The Midcontinent went through a sharp drop in drilling activity as natural gas prices declined in 2008-2009. Oklahoma's active rotary rig count plummeted from more than 200 to around 75. Johnston says he was in Argentina at the start of 2009 and when he came back in the middle of the year, “nothing was happening. We had zero wells drilling.” As part of today's Midcontinent renaissance, Apache added 125 positions in its Central region last year alone.

Buying in

Midstates Petroleum entered this play in 2013 by acquiring assets from Tulsa-based Panther Energy LLC for $620 million. The deal brought the company about 36.4 million BOE in proved reserves and roughly 280 gross wells producing 8,000 BOE/d, 67% liquids.

It also acquired 140,000 net acres, with 102,000 acres in Texas and 38,000 in Oklahoma. The acreage is positioned in areas with multiple stacked oil targets and more than 700 currently identified horizontal drilling locations. About 60% of that acreage is held by existing production.

Midstates has been mostly a Cleveland sands driller but also drills other oil-prone formations, typically between 6,000 to 8,000 feet true vertical depth.

“When we acquired Panther Energy to get into the play, we didn't buy the company. We bought the Anadarko assets. What made the Anadarko Basin particularly attractive to us was the stacked pays, and the acreage we acquired gives us the opportunity to drill a number of them on the same acreage,” says Tom Thiele, vice president of Midstates' Midcontinent region in Tulsa.

“Since we took over the operation, we've ramped up drilling in the Cleveland, Marmaton, and Cottage Grove. We're also developing plans for other formations, such as the Tonkawa,” he says.

As part of the asset acquisition, Midstates also picked up additional working interest from Panther Energy's partners, giving the company more operational control and a cleaner entry into the play. “We're planning to drill at least 60 wells in the stacked-pay play in 2014, all horizontal,” Thiele says. “We're currently running five rigs and drilling wells with working interests from 60% to 85%.”

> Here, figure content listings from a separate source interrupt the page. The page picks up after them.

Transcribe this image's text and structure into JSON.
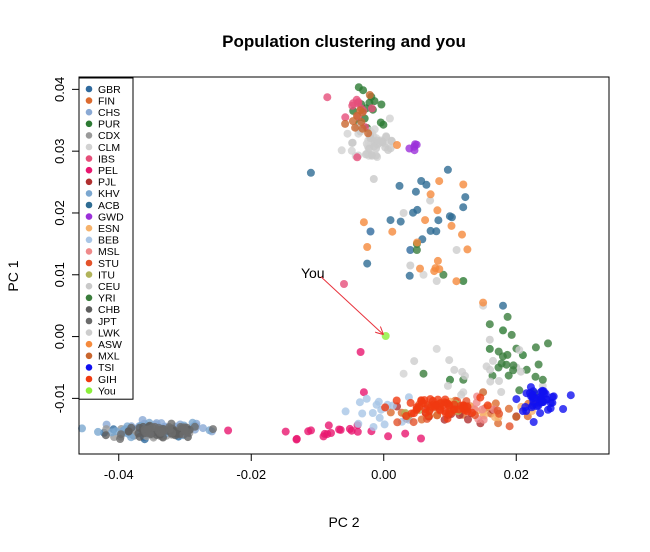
{
  "chart_data": {
    "type": "scatter",
    "title": "Population clustering and you",
    "xlabel": "PC 2",
    "ylabel": "PC 1",
    "xlim": [
      -0.046,
      0.034
    ],
    "ylim": [
      -0.019,
      0.042
    ],
    "xticks": [
      -0.04,
      -0.02,
      0.0,
      0.02
    ],
    "xtick_labels": [
      "-0.04",
      "-0.02",
      "0.00",
      "0.02"
    ],
    "yticks": [
      -0.01,
      0.0,
      0.01,
      0.02,
      0.03,
      0.04
    ],
    "ytick_labels": [
      "-0.01",
      "0.00",
      "0.01",
      "0.02",
      "0.03",
      "0.04"
    ],
    "grid": false,
    "legend_position": "top-left",
    "point_alpha": 0.8,
    "annotation": {
      "text": "You",
      "text_at": [
        -0.0125,
        0.0095
      ],
      "arrow_from": [
        -0.0095,
        0.0097
      ],
      "arrow_to": [
        0.0003,
        0.0001
      ]
    },
    "series": [
      {
        "name": "GBR",
        "color": "#2f6a9e",
        "clusters": [
          {
            "cx": -0.035,
            "cy": -0.0153,
            "sx": 0.0035,
            "sy": 0.0005,
            "n": 25
          }
        ],
        "points": [
          [
            0.004,
            0.014
          ],
          [
            -0.002,
            0.017
          ]
        ]
      },
      {
        "name": "FIN",
        "color": "#dc6b2f",
        "clusters": [
          {
            "cx": 0.013,
            "cy": -0.0122,
            "sx": 0.006,
            "sy": 0.0009,
            "n": 25
          }
        ],
        "points": []
      },
      {
        "name": "CHS",
        "color": "#8aa9d4",
        "clusters": [
          {
            "cx": -0.034,
            "cy": -0.015,
            "sx": 0.0038,
            "sy": 0.0006,
            "n": 40
          }
        ],
        "points": []
      },
      {
        "name": "PUR",
        "color": "#2c7a33",
        "clusters": [
          {
            "cx": -0.002,
            "cy": 0.036,
            "sx": 0.0015,
            "sy": 0.002,
            "n": 15
          }
        ],
        "points": [
          [
            0.005,
            0.015
          ],
          [
            0.012,
            0.009
          ],
          [
            0.018,
            0.001
          ],
          [
            0.021,
            -0.003
          ],
          [
            0.01,
            -0.007
          ],
          [
            0.016,
            -0.002
          ]
        ]
      },
      {
        "name": "CDX",
        "color": "#9a9a9a",
        "clusters": [
          {
            "cx": -0.035,
            "cy": -0.0155,
            "sx": 0.003,
            "sy": 0.0005,
            "n": 40
          }
        ],
        "points": []
      },
      {
        "name": "CLM",
        "color": "#d2d2d2",
        "clusters": [
          {
            "cx": -0.002,
            "cy": 0.032,
            "sx": 0.002,
            "sy": 0.0022,
            "n": 25
          }
        ],
        "points": [
          [
            0.006,
            0.01
          ],
          [
            0.015,
            0.005
          ],
          [
            0.008,
            -0.002
          ],
          [
            0.024,
            -0.008
          ],
          [
            0.003,
            -0.006
          ],
          [
            0.012,
            -0.009
          ]
        ]
      },
      {
        "name": "IBS",
        "color": "#e64f7a",
        "clusters": [
          {
            "cx": -0.004,
            "cy": 0.037,
            "sx": 0.0013,
            "sy": 0.0015,
            "n": 12
          }
        ],
        "points": [
          [
            -0.006,
            0.0085
          ],
          [
            -0.004,
            0.029
          ]
        ]
      },
      {
        "name": "PEL",
        "color": "#e8176f",
        "clusters": [
          {
            "cx": -0.008,
            "cy": -0.0155,
            "sx": 0.005,
            "sy": 0.0005,
            "n": 20
          }
        ],
        "points": [
          [
            -0.0235,
            -0.0152
          ],
          [
            -0.0035,
            -0.0025
          ],
          [
            -0.003,
            -0.009
          ]
        ]
      },
      {
        "name": "PJL",
        "color": "#b02f2f",
        "clusters": [
          {
            "cx": 0.011,
            "cy": -0.0125,
            "sx": 0.005,
            "sy": 0.001,
            "n": 15
          }
        ],
        "points": []
      },
      {
        "name": "KHV",
        "color": "#7ba7d0",
        "clusters": [
          {
            "cx": -0.036,
            "cy": -0.015,
            "sx": 0.0035,
            "sy": 0.0006,
            "n": 30
          }
        ],
        "points": []
      },
      {
        "name": "ACB",
        "color": "#2e6c93",
        "clusters": [
          {
            "cx": 0.007,
            "cy": 0.02,
            "sx": 0.003,
            "sy": 0.003,
            "n": 18
          }
        ],
        "points": [
          [
            -0.011,
            0.0265
          ],
          [
            -0.0025,
            0.0118
          ],
          [
            0.018,
            0.005
          ]
        ]
      },
      {
        "name": "GWD",
        "color": "#9b30d9",
        "clusters": [
          {
            "cx": 0.0045,
            "cy": 0.0305,
            "sx": 0.0006,
            "sy": 0.0008,
            "n": 5
          }
        ],
        "points": []
      },
      {
        "name": "ESN",
        "color": "#f6b26b",
        "clusters": [
          {
            "cx": 0.017,
            "cy": -0.0118,
            "sx": 0.004,
            "sy": 0.001,
            "n": 10
          }
        ],
        "points": []
      },
      {
        "name": "BEB",
        "color": "#a8c5e6",
        "clusters": [
          {
            "cx": 0.0,
            "cy": -0.012,
            "sx": 0.004,
            "sy": 0.001,
            "n": 20
          }
        ],
        "points": []
      },
      {
        "name": "MSL",
        "color": "#ef8a8a",
        "clusters": [
          {
            "cx": 0.013,
            "cy": -0.0118,
            "sx": 0.004,
            "sy": 0.0009,
            "n": 10
          }
        ],
        "points": []
      },
      {
        "name": "STU",
        "color": "#e4532a",
        "clusters": [
          {
            "cx": 0.01,
            "cy": -0.0122,
            "sx": 0.004,
            "sy": 0.0009,
            "n": 20
          }
        ],
        "points": []
      },
      {
        "name": "ITU",
        "color": "#b1b35a",
        "clusters": [
          {
            "cx": 0.008,
            "cy": -0.0118,
            "sx": 0.003,
            "sy": 0.0009,
            "n": 10
          }
        ],
        "points": []
      },
      {
        "name": "CEU",
        "color": "#c9c9c9",
        "clusters": [
          {
            "cx": -0.001,
            "cy": 0.0315,
            "sx": 0.0018,
            "sy": 0.002,
            "n": 25
          }
        ],
        "points": [
          [
            0.004,
            0.0115
          ],
          [
            -0.0015,
            0.0255
          ],
          [
            0.016,
            -0.0005
          ],
          [
            0.02,
            -0.005
          ]
        ]
      },
      {
        "name": "YRI",
        "color": "#3a7d3c",
        "clusters": [
          {
            "cx": 0.02,
            "cy": -0.005,
            "sx": 0.003,
            "sy": 0.0025,
            "n": 20
          }
        ],
        "points": [
          [
            0.005,
            0.014
          ],
          [
            0.009,
            0.01
          ],
          [
            0.016,
            0.002
          ],
          [
            0.024,
            -0.007
          ],
          [
            0.012,
            -0.007
          ],
          [
            0.006,
            -0.006
          ]
        ]
      },
      {
        "name": "CHB",
        "color": "#5e5e5e",
        "clusters": [
          {
            "cx": -0.034,
            "cy": -0.0155,
            "sx": 0.003,
            "sy": 0.0005,
            "n": 40
          }
        ],
        "points": []
      },
      {
        "name": "JPT",
        "color": "#6b6b6b",
        "clusters": [
          {
            "cx": -0.033,
            "cy": -0.0153,
            "sx": 0.003,
            "sy": 0.0005,
            "n": 30
          }
        ],
        "points": []
      },
      {
        "name": "LWK",
        "color": "#cdcdcd",
        "clusters": [
          {
            "cx": 0.016,
            "cy": -0.006,
            "sx": 0.004,
            "sy": 0.002,
            "n": 15
          }
        ],
        "points": [
          [
            0.008,
            0.009
          ],
          [
            0.011,
            0.014
          ],
          [
            0.003,
            0.02
          ],
          [
            0.007,
            0.022
          ]
        ]
      },
      {
        "name": "ASW",
        "color": "#f58a3c",
        "clusters": [
          {
            "cx": 0.008,
            "cy": 0.018,
            "sx": 0.003,
            "sy": 0.005,
            "n": 16
          }
        ],
        "points": [
          [
            -0.0025,
            0.0145
          ],
          [
            -0.003,
            0.0185
          ],
          [
            0.002,
            0.031
          ],
          [
            0.015,
            0.0055
          ]
        ]
      },
      {
        "name": "MXL",
        "color": "#c9662e",
        "clusters": [
          {
            "cx": -0.003,
            "cy": 0.0355,
            "sx": 0.0015,
            "sy": 0.0015,
            "n": 10
          }
        ],
        "points": [
          [
            0.015,
            -0.009
          ],
          [
            0.02,
            -0.013
          ]
        ]
      },
      {
        "name": "TSI",
        "color": "#1010f0",
        "clusters": [
          {
            "cx": 0.0235,
            "cy": -0.0102,
            "sx": 0.0015,
            "sy": 0.0009,
            "n": 45
          }
        ],
        "points": []
      },
      {
        "name": "GIH",
        "color": "#f03a10",
        "clusters": [
          {
            "cx": 0.0075,
            "cy": -0.0115,
            "sx": 0.0035,
            "sy": 0.0008,
            "n": 55
          }
        ],
        "points": []
      },
      {
        "name": "You",
        "color": "#8cf03a",
        "clusters": [],
        "points": [
          [
            0.0003,
            0.0001
          ]
        ]
      }
    ]
  }
}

He expects to keep those five rigs running in the play during 2014, and another five in the company's Mississippian play.

Midstates entered the Midcontinent region in 2012 with a $650-million acquisition of producing properties and undeveloped acreage from Eagle Energy Exploration LLC in the Mississippi Lime oil play in Oklahoma. Thiele said Midstates has “had great success in drilling horizontal wells on our Mississippian Lime acreage since we closed on those properties in October 2012 and more than doubled our production out there.”

The company is initially drilling each of the tight-pay target formations at four wells per section spacing. Like other operators in the play, it looks for ways to optimize drilling and production efficiency. Thiele says Midstates is focused on reducing drilling and production costs to improve returns.

“Even though you can't predict what each well will do, you have a real good idea of what your average production will be. Your profit margin depends on how well you can keep the operating expenses under control,” Thiele says.

As a general rule, horizontally drilled and fractured wells show steep declines in initial production. That's certainly the case in this play, where a well might settle in at 75 to 150 BOE/d after 18 months and then go into a much gentler decline. A secret of success is to keep the drillbits spinning.

“Our acreage position stretches for miles and covers several counties. The key is to build up that base production with low decline rates to support your development,” Thiele says. “It's all about well count and time.”

Given healthy prices for liquids production, operators seem likely to keep stacking their chips on this play. Multiple drilling objectives present multiple opportunities, and no companies have reported serious problems in developing these prospects. A play with a solid future? Don't bet against it.